When Kurt had asked Blaine who he was, it had felt like everything had suddenly smashed apart. Like one of those glass figurines, the ones Blaine would see when his mother took him to the Craft Fairs as a child, before she became so wrapped in her work. So tiny, exquisite, sometimes imperfect with little bubbles trapped in the glass, hidden away in the corner of a booth but still sparkling. Blaine had knocked one over once, young and fumbling and too eager to touch. A little bird, perched on a branch, he remembers. It had shattered all over the floor, shards still catching sunlight.

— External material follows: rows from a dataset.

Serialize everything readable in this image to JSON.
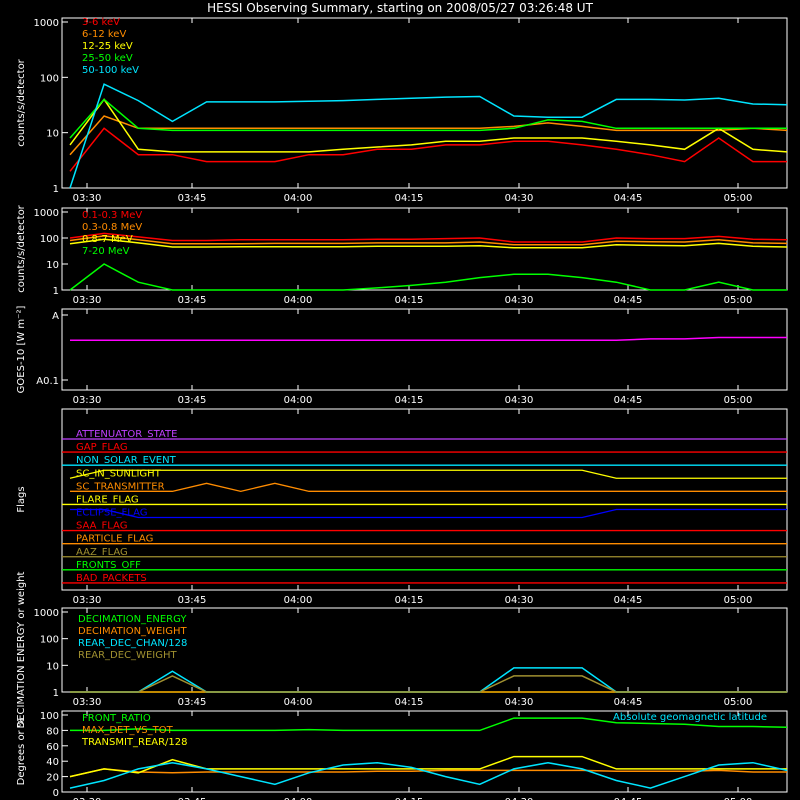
{
  "title": "HESSI Observing Summary, starting on 2008/05/27 03:26:48 UT",
  "colors": {
    "bg": "#000000",
    "axis": "#ffffff",
    "red": "#ff0000",
    "orange": "#ff8c00",
    "yellow": "#ffff00",
    "green": "#00ff00",
    "cyan": "#00e5ff",
    "magenta": "#ff00ff",
    "violet": "#c040ff",
    "blue": "#0000ff",
    "olive": "#a09030"
  },
  "time_ticks": [
    "03:30",
    "03:45",
    "04:00",
    "04:15",
    "04:30",
    "04:45",
    "05:00"
  ],
  "chart_data": [
    {
      "type": "line",
      "ylabel": "counts/s/detector",
      "yscale": "log",
      "ylim": [
        1,
        1000
      ],
      "yticks": [
        "1",
        "10",
        "100",
        "1000"
      ],
      "series": [
        {
          "name": "3-6 keV",
          "color": "#ff0000",
          "values": [
            2,
            12,
            4,
            4,
            3,
            3,
            3,
            4,
            4,
            5,
            5,
            6,
            6,
            7,
            7,
            6,
            5,
            4,
            3,
            8,
            3,
            3
          ]
        },
        {
          "name": "6-12 keV",
          "color": "#ff8c00",
          "values": [
            4,
            20,
            12,
            12,
            12,
            12,
            12,
            12,
            12,
            12,
            12,
            12,
            12,
            13,
            15,
            13,
            11,
            11,
            11,
            11,
            12,
            11
          ]
        },
        {
          "name": "12-25 keV",
          "color": "#ffff00",
          "values": [
            6,
            40,
            5,
            4.5,
            4.5,
            4.5,
            4.5,
            4.5,
            5,
            5.5,
            6,
            7,
            7,
            8,
            8,
            8,
            7,
            6,
            5,
            12,
            5,
            4.5
          ]
        },
        {
          "name": "25-50 keV",
          "color": "#00ff00",
          "values": [
            8,
            40,
            12,
            11,
            11,
            11,
            11,
            11,
            11,
            11,
            11,
            11,
            11,
            12,
            17,
            16,
            12,
            12,
            12,
            12,
            12,
            12
          ]
        },
        {
          "name": "50-100 keV",
          "color": "#00e5ff",
          "values": [
            1,
            75,
            38,
            16,
            36,
            36,
            36,
            37,
            38,
            40,
            42,
            44,
            45,
            20,
            19,
            19,
            40,
            40,
            39,
            42,
            33,
            32
          ]
        }
      ]
    },
    {
      "type": "line",
      "ylabel": "counts/s/detector",
      "yscale": "log",
      "ylim": [
        1,
        1000
      ],
      "yticks": [
        "1",
        "10",
        "100",
        "1000"
      ],
      "series": [
        {
          "name": "0.1-0.3 MeV",
          "color": "#ff0000",
          "values": [
            100,
            150,
            110,
            80,
            80,
            85,
            85,
            85,
            85,
            90,
            90,
            95,
            100,
            70,
            70,
            70,
            100,
            95,
            95,
            115,
            90,
            85
          ]
        },
        {
          "name": "0.3-0.8 MeV",
          "color": "#ff8c00",
          "values": [
            80,
            120,
            85,
            60,
            60,
            60,
            62,
            62,
            62,
            65,
            65,
            65,
            70,
            55,
            55,
            55,
            75,
            72,
            70,
            85,
            65,
            62
          ]
        },
        {
          "name": "0.8-7 MeV",
          "color": "#ffff00",
          "values": [
            60,
            90,
            65,
            45,
            45,
            46,
            46,
            46,
            46,
            48,
            48,
            48,
            50,
            42,
            42,
            42,
            55,
            52,
            50,
            62,
            48,
            45
          ]
        },
        {
          "name": "7-20 MeV",
          "color": "#00ff00",
          "values": [
            1,
            10,
            2,
            1,
            1,
            1,
            1,
            1,
            1,
            1.2,
            1.5,
            2,
            3,
            4,
            4,
            3,
            2,
            1,
            1,
            2,
            1,
            1
          ]
        }
      ]
    },
    {
      "type": "line",
      "ylabel": "GOES-10 [W m⁻²]",
      "yticks": [
        "A",
        "A0.1"
      ],
      "series": [
        {
          "name": "GOES",
          "color": "#ff00ff",
          "values": [
            0.7,
            0.7,
            0.7,
            0.7,
            0.7,
            0.7,
            0.7,
            0.7,
            0.7,
            0.7,
            0.7,
            0.7,
            0.7,
            0.7,
            0.7,
            0.7,
            0.7,
            0.72,
            0.72,
            0.74,
            0.74,
            0.74
          ]
        }
      ]
    },
    {
      "type": "line",
      "ylabel": "Flags",
      "series": [
        {
          "name": "ATTENUATOR_STATE",
          "color": "#c040ff",
          "values": [
            0
          ]
        },
        {
          "name": "GAP_FLAG",
          "color": "#ff0000",
          "values": [
            0
          ]
        },
        {
          "name": "NON_SOLAR_EVENT",
          "color": "#00e5ff",
          "values": [
            0
          ]
        },
        {
          "name": "SC_IN_SUNLIGHT",
          "color": "#ffff00",
          "values": [
            0,
            1,
            1,
            1,
            1,
            1,
            1,
            1,
            1,
            1,
            1,
            1,
            1,
            1,
            1,
            1,
            0,
            0,
            0,
            0,
            0,
            0
          ]
        },
        {
          "name": "SC_TRANSMITTER",
          "color": "#ff8c00",
          "values": [
            0,
            0,
            0,
            0,
            1,
            0,
            1,
            0,
            0,
            0,
            0,
            0,
            0,
            0,
            0,
            0,
            0,
            0,
            0,
            0,
            0,
            0
          ]
        },
        {
          "name": "FLARE_FLAG",
          "color": "#ffff00",
          "values": [
            0
          ]
        },
        {
          "name": "ECLIPSE_FLAG",
          "color": "#0000ff",
          "values": [
            1,
            1,
            0,
            0,
            0,
            0,
            0,
            0,
            0,
            0,
            0,
            0,
            0,
            0,
            0,
            0,
            1,
            1,
            1,
            1,
            1,
            1
          ]
        },
        {
          "name": "SAA_FLAG",
          "color": "#ff0000",
          "values": [
            0
          ]
        },
        {
          "name": "PARTICLE_FLAG",
          "color": "#ff8c00",
          "values": [
            0
          ]
        },
        {
          "name": "AAZ_FLAG",
          "color": "#a09030",
          "values": [
            0
          ]
        },
        {
          "name": "FRONTS_OFF",
          "color": "#00ff00",
          "values": [
            0
          ]
        },
        {
          "name": "BAD_PACKETS",
          "color": "#ff0000",
          "values": [
            0
          ]
        }
      ]
    },
    {
      "type": "line",
      "ylabel": "DECIMATION ENERGY or weight",
      "yscale": "log",
      "ylim": [
        1,
        1000
      ],
      "yticks": [
        "1",
        "10",
        "100",
        "1000"
      ],
      "series": [
        {
          "name": "DECIMATION_ENERGY",
          "color": "#00ff00",
          "values": [
            1
          ]
        },
        {
          "name": "DECIMATION_WEIGHT",
          "color": "#ff8c00",
          "values": [
            1
          ]
        },
        {
          "name": "REAR_DEC_CHAN/128",
          "color": "#00e5ff",
          "values": [
            1,
            1,
            1,
            6,
            1,
            1,
            1,
            1,
            1,
            1,
            1,
            1,
            1,
            8,
            8,
            8,
            1,
            1,
            1,
            1,
            1,
            1
          ]
        },
        {
          "name": "REAR_DEC_WEIGHT",
          "color": "#a09030",
          "values": [
            1,
            1,
            1,
            4,
            1,
            1,
            1,
            1,
            1,
            1,
            1,
            1,
            1,
            4,
            4,
            4,
            1,
            1,
            1,
            1,
            1,
            1
          ]
        }
      ]
    },
    {
      "type": "line",
      "ylabel": "Degrees or %",
      "ylim": [
        0,
        100
      ],
      "yticks": [
        "0",
        "20",
        "40",
        "60",
        "80",
        "100"
      ],
      "annotation": "Absolute geomagnetic latitude",
      "series": [
        {
          "name": "FRONT_RATIO",
          "color": "#00ff00",
          "values": [
            80,
            80,
            82,
            80,
            80,
            80,
            80,
            81,
            80,
            80,
            80,
            80,
            80,
            96,
            96,
            96,
            90,
            89,
            88,
            85,
            85,
            84
          ]
        },
        {
          "name": "MAX_DET_VS_TOT",
          "color": "#ff8c00",
          "values": [
            20,
            30,
            26,
            25,
            26,
            26,
            26,
            26,
            26,
            27,
            27,
            28,
            28,
            28,
            28,
            28,
            27,
            27,
            27,
            28,
            26,
            26
          ]
        },
        {
          "name": "TRANSMIT_REAR/128",
          "color": "#ffff00",
          "values": [
            20,
            30,
            25,
            42,
            30,
            30,
            30,
            30,
            30,
            30,
            30,
            30,
            30,
            46,
            46,
            46,
            30,
            30,
            30,
            30,
            30,
            30
          ]
        },
        {
          "name": "geomagnetic latitude",
          "color": "#00e5ff",
          "values": [
            5,
            15,
            30,
            38,
            30,
            20,
            10,
            25,
            35,
            38,
            32,
            20,
            10,
            30,
            38,
            30,
            15,
            5,
            20,
            35,
            38,
            28
          ]
        }
      ]
    }
  ]
}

His mother had smacked his hand for not listening to her and pulled him away, but even as much as a mother's scolding can hurt when so young, it was the image of the broken glass still shimmering on the ground that made tears burn in his eyes.

It was like that, except he'd held the pieces in his hands, and they'd cut into his skin and made him bleed as he tried to glue everything back together, crying even as the nurses tried to tell him it would be alright. And then Kurt had rolled his eyes, croaked out that he was kidding, and it turned out that the little bird was still whole on its branch, and Blaine was just grasping at air, air that cut and burned and choked, and he couldn't do it.

Finally, Kurt speaks again, and his voice is very small. "I'm sorry."

But Blaine can't know if he means it. He doesn't even know why he's here right now.

"Happy?" Kurt asks.

"No," Blaine grumbles, crossing his arms tighter across his chest and staring resolutely out the window.